Aarumugam colludes with his colleagues Santhan (Mahendran), a mortuary worker, Vinoth (Harish Somasundaram), a security guard, and Suresh (A R Jeeva), a ward attendant to loot and murder people by night. In one instance, Thiru ruins a robbery plan of Aarumugam and his friends. Further aggravated by the episode, Aarumugam intimidates doctor Venugopal (Pavan Arjun), and instructs him to inject a drug to Marimuthu which the doctor does. Shortly after which Marimuthu becomes serious. Using his influence with the staff in the hospital, Aarumugam sadistically torments Thiru by making him run from pillar to post. Meanwhile, his niece Sharmi goes missing. Will Thiru be able to free his family from the clutches of these evil men is what makes the rest of the flick. 

Thiruvin Kural has an interesting and solid outline to build a gruesome crime thriller. A family which is at the mercy of a few unscrupulous staff in a hospital. Even while watching what unfolds on screen, one cannot help but simultaneously ponder how defenseless we would be at the most vulnerable moment of our life, if we were to be manipulated by a set of devious hospital staff. Story teller Harish Prabhu deserves credit for shaping such despicable antagonists whose very presence sends chills down our spine. But his writing is too weak to exploit these characters to give us an entertaining crime thriller experience. Instead of building up on the strength of the film, he resorts to stereotypical tropes to weave the proceedings. 

What makes Thiruvin Kural a testing experience is, director Harish Prabhu builds up momentum and takes us to an edgy point, as we anxiously wait as to what is going to happen.
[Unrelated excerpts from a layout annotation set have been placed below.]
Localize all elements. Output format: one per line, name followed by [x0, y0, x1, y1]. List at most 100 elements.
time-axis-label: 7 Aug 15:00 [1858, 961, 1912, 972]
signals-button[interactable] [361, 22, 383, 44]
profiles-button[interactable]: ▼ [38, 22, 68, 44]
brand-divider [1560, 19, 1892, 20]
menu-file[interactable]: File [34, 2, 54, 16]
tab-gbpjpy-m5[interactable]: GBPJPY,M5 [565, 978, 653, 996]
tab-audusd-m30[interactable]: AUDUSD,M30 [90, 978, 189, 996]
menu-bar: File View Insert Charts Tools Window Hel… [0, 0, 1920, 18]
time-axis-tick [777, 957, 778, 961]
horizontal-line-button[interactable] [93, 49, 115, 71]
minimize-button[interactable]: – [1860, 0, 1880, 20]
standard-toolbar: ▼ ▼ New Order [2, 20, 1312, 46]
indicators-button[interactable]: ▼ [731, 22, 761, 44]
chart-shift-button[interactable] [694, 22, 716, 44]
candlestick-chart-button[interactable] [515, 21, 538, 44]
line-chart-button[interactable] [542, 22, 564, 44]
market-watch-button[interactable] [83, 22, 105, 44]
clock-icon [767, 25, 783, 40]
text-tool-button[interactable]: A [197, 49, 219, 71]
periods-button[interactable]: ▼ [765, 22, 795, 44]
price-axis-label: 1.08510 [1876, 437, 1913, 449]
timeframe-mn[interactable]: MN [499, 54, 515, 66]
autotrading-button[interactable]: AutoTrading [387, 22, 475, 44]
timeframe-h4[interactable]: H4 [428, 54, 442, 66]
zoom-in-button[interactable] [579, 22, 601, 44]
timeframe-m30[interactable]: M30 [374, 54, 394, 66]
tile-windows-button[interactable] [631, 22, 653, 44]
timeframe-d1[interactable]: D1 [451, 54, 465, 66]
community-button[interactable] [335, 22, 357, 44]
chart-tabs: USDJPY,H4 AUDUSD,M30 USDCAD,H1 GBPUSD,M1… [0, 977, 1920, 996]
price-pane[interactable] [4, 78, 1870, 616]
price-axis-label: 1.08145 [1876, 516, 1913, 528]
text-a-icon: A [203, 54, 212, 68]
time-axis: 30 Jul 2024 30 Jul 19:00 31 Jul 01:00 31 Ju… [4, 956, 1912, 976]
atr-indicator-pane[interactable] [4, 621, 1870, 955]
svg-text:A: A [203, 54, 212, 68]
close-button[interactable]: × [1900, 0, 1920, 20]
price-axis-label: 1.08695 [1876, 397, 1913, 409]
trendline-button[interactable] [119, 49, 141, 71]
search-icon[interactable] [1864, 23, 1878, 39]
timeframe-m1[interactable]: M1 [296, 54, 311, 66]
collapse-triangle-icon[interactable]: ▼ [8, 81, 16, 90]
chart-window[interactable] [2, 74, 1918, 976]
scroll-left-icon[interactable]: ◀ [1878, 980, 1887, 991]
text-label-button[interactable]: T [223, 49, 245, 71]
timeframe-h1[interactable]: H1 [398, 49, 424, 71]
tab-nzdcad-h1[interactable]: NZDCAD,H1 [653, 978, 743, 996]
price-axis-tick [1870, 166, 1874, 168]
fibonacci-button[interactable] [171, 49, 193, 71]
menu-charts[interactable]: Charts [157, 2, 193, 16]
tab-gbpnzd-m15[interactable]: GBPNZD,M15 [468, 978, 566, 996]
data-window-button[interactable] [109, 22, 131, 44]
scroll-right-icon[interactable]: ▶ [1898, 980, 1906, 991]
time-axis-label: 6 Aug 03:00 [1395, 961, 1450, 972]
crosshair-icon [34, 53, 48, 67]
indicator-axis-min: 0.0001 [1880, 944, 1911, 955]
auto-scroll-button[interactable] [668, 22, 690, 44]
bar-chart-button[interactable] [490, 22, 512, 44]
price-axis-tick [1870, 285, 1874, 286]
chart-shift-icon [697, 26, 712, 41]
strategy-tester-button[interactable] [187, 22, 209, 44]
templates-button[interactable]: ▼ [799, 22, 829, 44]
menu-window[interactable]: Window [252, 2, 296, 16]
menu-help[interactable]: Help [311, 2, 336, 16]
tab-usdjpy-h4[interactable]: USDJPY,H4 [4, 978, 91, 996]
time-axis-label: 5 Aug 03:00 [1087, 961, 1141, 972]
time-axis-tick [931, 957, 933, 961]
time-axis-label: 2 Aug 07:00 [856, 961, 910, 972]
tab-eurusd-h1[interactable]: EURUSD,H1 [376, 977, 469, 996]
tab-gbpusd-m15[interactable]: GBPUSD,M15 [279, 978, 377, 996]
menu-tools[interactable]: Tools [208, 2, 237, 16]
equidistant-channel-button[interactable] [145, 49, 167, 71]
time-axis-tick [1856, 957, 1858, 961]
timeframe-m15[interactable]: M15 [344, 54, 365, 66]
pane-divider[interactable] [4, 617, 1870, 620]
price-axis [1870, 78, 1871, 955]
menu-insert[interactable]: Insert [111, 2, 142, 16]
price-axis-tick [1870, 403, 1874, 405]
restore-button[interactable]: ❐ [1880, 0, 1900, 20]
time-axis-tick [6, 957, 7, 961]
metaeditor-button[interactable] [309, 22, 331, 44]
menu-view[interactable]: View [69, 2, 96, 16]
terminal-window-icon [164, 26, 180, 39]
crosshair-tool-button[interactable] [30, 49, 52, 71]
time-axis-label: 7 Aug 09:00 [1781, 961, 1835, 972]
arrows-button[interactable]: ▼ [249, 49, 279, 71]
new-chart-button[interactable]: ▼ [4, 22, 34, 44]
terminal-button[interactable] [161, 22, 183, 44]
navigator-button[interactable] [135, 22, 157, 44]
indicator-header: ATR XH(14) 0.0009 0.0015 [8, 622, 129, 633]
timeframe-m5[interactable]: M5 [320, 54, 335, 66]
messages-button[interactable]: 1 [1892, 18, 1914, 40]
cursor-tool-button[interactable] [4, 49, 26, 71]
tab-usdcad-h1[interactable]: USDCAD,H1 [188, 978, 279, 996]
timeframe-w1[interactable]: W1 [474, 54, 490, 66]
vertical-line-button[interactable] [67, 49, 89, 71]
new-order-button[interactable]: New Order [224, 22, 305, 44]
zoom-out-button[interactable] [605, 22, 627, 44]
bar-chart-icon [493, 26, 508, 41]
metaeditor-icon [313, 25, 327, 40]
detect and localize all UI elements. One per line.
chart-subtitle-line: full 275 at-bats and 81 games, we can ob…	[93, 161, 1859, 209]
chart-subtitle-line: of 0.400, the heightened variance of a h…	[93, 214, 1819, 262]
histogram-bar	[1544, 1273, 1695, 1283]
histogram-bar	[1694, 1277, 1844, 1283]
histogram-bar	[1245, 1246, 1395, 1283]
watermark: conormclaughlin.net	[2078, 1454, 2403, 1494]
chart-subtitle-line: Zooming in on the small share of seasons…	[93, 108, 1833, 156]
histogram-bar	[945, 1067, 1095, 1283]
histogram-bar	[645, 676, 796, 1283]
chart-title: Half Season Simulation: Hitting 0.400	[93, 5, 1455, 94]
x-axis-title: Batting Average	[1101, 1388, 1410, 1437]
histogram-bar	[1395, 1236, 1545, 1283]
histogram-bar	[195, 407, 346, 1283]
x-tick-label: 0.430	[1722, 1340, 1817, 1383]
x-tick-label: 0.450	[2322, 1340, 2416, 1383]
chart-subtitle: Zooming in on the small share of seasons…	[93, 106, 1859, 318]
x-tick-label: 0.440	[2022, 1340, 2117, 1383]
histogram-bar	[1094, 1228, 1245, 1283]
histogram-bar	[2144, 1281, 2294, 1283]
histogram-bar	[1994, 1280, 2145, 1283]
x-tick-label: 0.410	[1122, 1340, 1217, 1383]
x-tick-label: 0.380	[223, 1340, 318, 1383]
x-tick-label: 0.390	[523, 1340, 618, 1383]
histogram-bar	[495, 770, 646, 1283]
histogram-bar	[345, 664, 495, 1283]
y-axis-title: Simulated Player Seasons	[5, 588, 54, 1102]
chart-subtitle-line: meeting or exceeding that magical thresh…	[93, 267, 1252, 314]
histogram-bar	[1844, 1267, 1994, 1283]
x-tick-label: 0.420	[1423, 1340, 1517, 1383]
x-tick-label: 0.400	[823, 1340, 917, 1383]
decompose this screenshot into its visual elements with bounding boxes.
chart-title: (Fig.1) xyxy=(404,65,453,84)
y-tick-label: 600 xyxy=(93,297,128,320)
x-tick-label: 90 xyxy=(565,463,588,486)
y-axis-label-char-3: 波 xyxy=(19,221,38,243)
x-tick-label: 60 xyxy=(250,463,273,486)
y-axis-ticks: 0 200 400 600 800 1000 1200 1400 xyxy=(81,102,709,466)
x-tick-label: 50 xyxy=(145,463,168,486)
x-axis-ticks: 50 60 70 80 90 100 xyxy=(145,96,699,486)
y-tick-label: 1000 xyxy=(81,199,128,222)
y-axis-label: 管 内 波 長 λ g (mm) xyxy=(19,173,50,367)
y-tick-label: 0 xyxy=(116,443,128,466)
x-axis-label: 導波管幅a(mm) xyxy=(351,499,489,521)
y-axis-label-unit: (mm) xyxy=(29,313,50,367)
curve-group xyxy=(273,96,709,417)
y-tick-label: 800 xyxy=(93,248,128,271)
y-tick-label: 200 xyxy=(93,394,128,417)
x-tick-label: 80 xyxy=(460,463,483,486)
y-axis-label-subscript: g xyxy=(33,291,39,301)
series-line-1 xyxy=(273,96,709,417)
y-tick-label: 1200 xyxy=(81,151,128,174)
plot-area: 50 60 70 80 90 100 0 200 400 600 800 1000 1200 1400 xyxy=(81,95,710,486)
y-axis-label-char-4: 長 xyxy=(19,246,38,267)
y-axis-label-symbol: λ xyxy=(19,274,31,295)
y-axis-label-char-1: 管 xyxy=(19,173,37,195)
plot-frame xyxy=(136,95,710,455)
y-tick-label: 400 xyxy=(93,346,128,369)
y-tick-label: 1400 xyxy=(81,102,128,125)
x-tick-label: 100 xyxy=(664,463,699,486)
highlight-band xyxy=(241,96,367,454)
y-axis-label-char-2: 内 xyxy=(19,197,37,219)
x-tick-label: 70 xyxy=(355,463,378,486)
Nothing really happens, and the lead character conveniently arrives and saves the day. Sample this, at one point one of the antagonists threatens to kill Thiru’s niece to see him suffer. He has her under his control. Perplexingly, he pushes her into a tank and leaves her alive. So that our hero can come save her. In some ways, Thiruvin Kural calls to memory of Karthi’s Naan Mahaan Alla where the hero will be caught amidst a bunch of degenerates. But there the interesting idea was done justice by proper writing. Something Thiruvin Kural is dearth of. 

Actor Arulnithi has shouldered his part quite well. But it is the ditto countenance and body language of the star that we are so acquainted with that arouse a sense of banality. Also, he does struggle a bit in emotive scenes. Veteran actor Bharathiraja has delivered an exceptional performance as usual. Actress Aathmika’s character seems like a heroine filler role. It does not have any bearing in the plot. In fact, she disappears for most parts. The actress does her part well though. Actress Subatra Robert’s role has scope but has not been fleshed out to its potential. Nonetheless, the actress has done complete justice to her part. Actor Ashraf is unnerving and elevates his part to a different level. Actor A R Jeeva is inconsistent with his performance. Actor Harish Somasundaram makes his presence felt even in what appears to be a slightly underwritten role. Actor Mahendran lives up to the purpose for why he was roped in. Actor Vinayagaraj is functional. Actress Monekha Siva is adequate. Actor Mahalakshmi is operational. Actors Subaitha, Pavan Arjun, and Mullaiarasi have all delivered a decent performance. 

On the technical front, music director Sam C S’s songs are not inspiring. But his background score is in harmony with the tense and melodramatic tone of the drama. Cinematographer Sinto Poduthas has done a decent job covering the movie. His camera positioning and color quality add value to the film. Editor Ganesh Siva to his part has put his scissors to good work, and has tried his best to weed out the flaws in the work of his colleague. 

On the whole, actor Arulnithi’s Thiruvin Kural had a solid premise to be a menacing crime thriller but is bogged down by bad writing.